経営者がこれを望む最大の理由は、「借金をまとめて返済期間を長く延ばし、毎月の元金返済額(出血)を減らしたいから」に他なりません。
経営者にとってはメリットだらけの一本化ですが、銀行側からすれば「百害あって一利なし」の最悪の提案です。その理由は以下の5つです。
銀行は「運転資金は5年」「トラックを買う設備資金は7年」と、資金使途と耐用年数に応じて厳格に返済期間を決めて貸し出しています。これらを「一本化」して期間を一律10年に延ばすということは、銀行の融資ルール(資金使途の原則)を根底から破壊する行為です。
「信用保証協会が100%保証してくれている安全な融資」と、「銀行が自腹でリスクを負っているプロパー融資」を一本化することは、水と油を混ぜるようなものです。銀行が自ら進んでリスク(プロパー比率)を高めるような一本化には絶対に応じません。
これが銀行が最も嫌がる最大の理由です。
当初「5年で返す」と約束した借金を、一本化を理由に「やっぱり10年に延ばしてくれ(毎月の返済を減らしてくれ)」と要求することは、銀行の内部ルールにおいて「返済条件の緩和(リスケジュール=不良債権の一歩手前)」とみなされます。

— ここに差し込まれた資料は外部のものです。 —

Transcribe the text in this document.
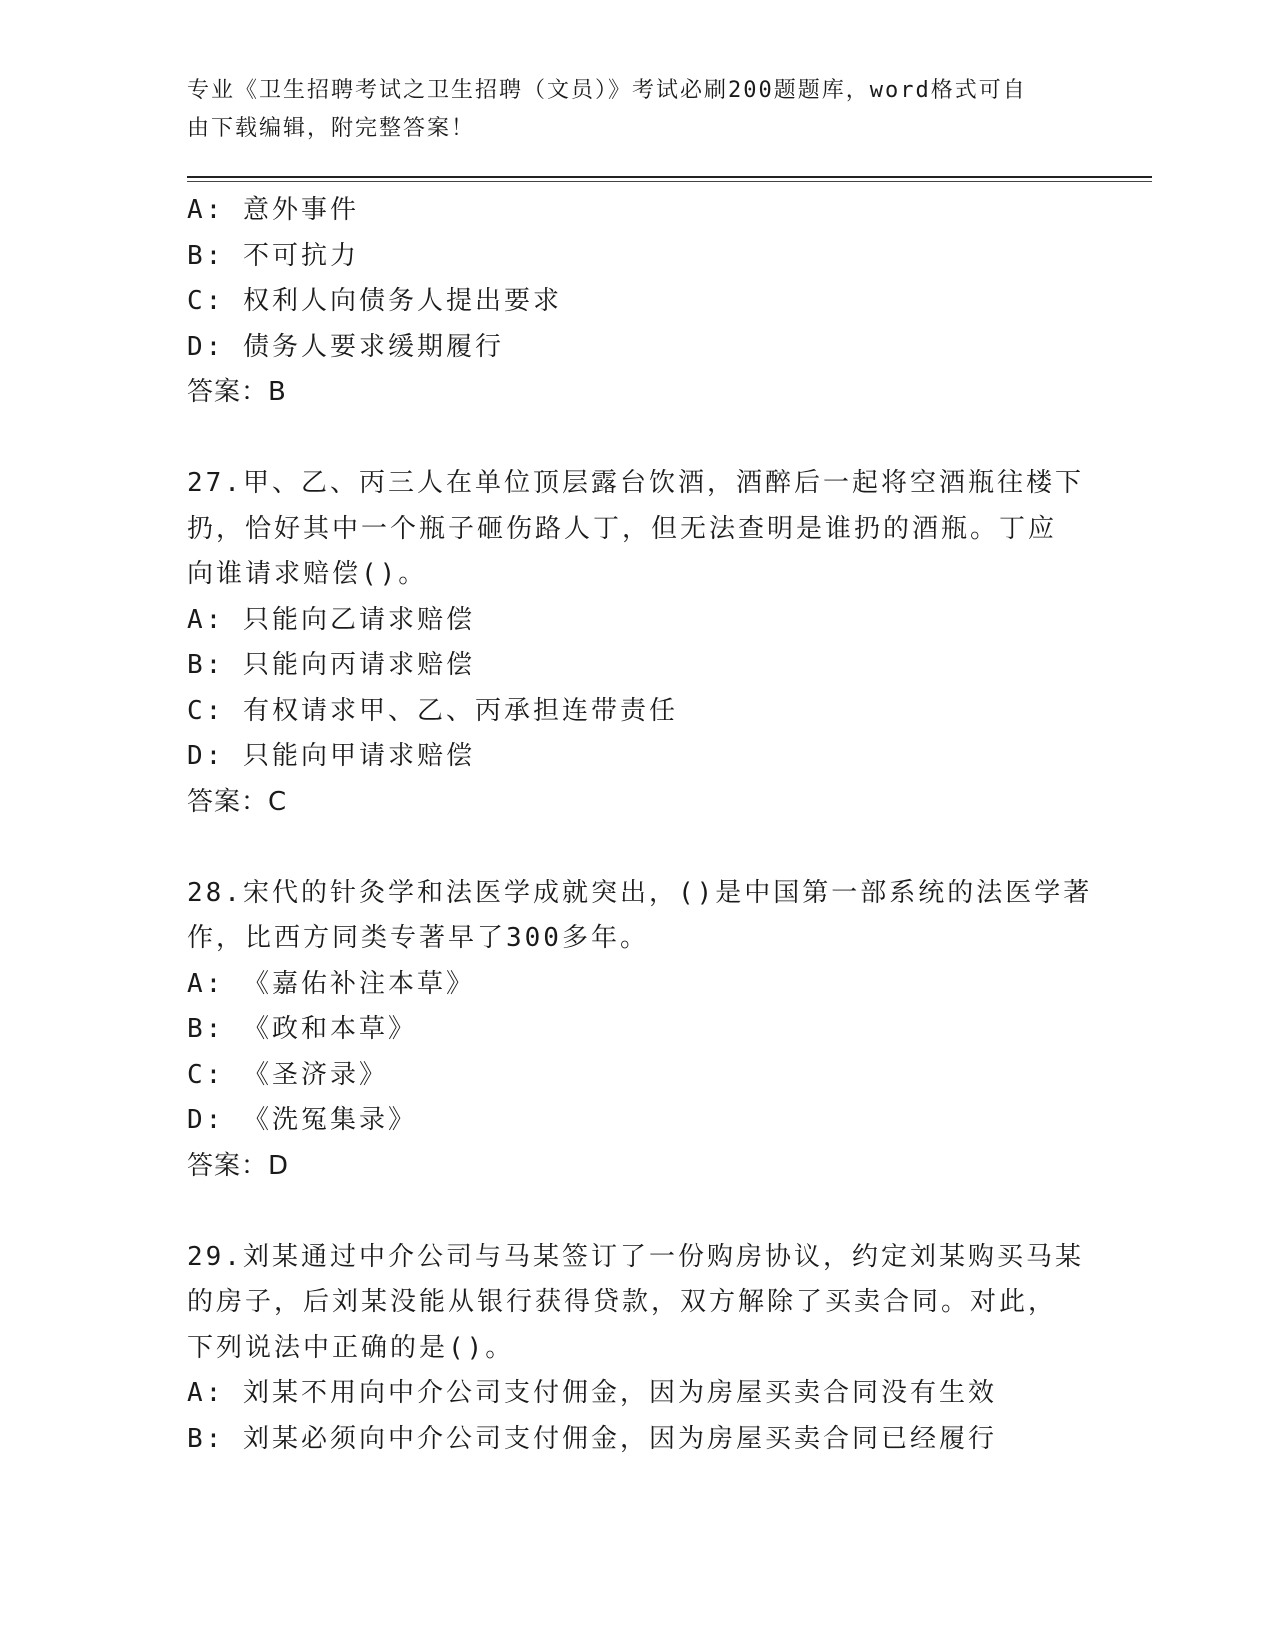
专业《卫生招聘考试之卫生招聘（文员）》考试必刷200题题库，word格式可自
由下载编辑，附完整答案！
A: 意外事件
B: 不可抗力
C: 权利人向债务人提出要求
D: 债务人要求缓期履行
答案：B
27.甲、乙、丙三人在单位顶层露台饮酒，酒醉后一起将空酒瓶往楼下
扔，恰好其中一个瓶子砸伤路人丁，但无法查明是谁扔的酒瓶。丁应
向谁请求赔偿()。
A: 只能向乙请求赔偿
B: 只能向丙请求赔偿
C: 有权请求甲、乙、丙承担连带责任
D: 只能向甲请求赔偿
答案：C
28.宋代的针灸学和法医学成就突出，()是中国第一部系统的法医学著
作，比西方同类专著早了300多年。
A: 《嘉佑补注本草》
B: 《政和本草》
C: 《圣济录》
D: 《洗冤集录》
答案：D
29.刘某通过中介公司与马某签订了一份购房协议，约定刘某购买马某
的房子，后刘某没能从银行获得贷款，双方解除了买卖合同。对此，
下列说法中正确的是()。
A: 刘某不用向中介公司支付佣金，因为房屋买卖合同没有生效
B: 刘某必须向中介公司支付佣金，因为房屋买卖合同已经履行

支店長は本部に「この会社は約束通りお金を返せなくなりました」と報告(謝罪)し、多額の貸倒引当金を積まなければならず、支店の成績(評価)はガタ落ちします。だから現場の銀行員は必死に抵抗するのです。
古い融資をチャラにして新しい融資(一本化)を組む際、抵当権の順位が下がったり、前の融資についていた強力な連帯保証人が外れてしまったりするなど、銀行にとって「取りはぐれるリスク」が高まる契約変更は絶対に認められません。
融資を一本化・巻き直しするということは、実務上は「古い借金を全額完済して、新しく大きなお金を貸し直す(新規融資)」ことと同じです。業績が悪化し、毎月の返済に困っている会社に対して、銀行が新規で大きなお金を貸す稟議が通るわけがありません。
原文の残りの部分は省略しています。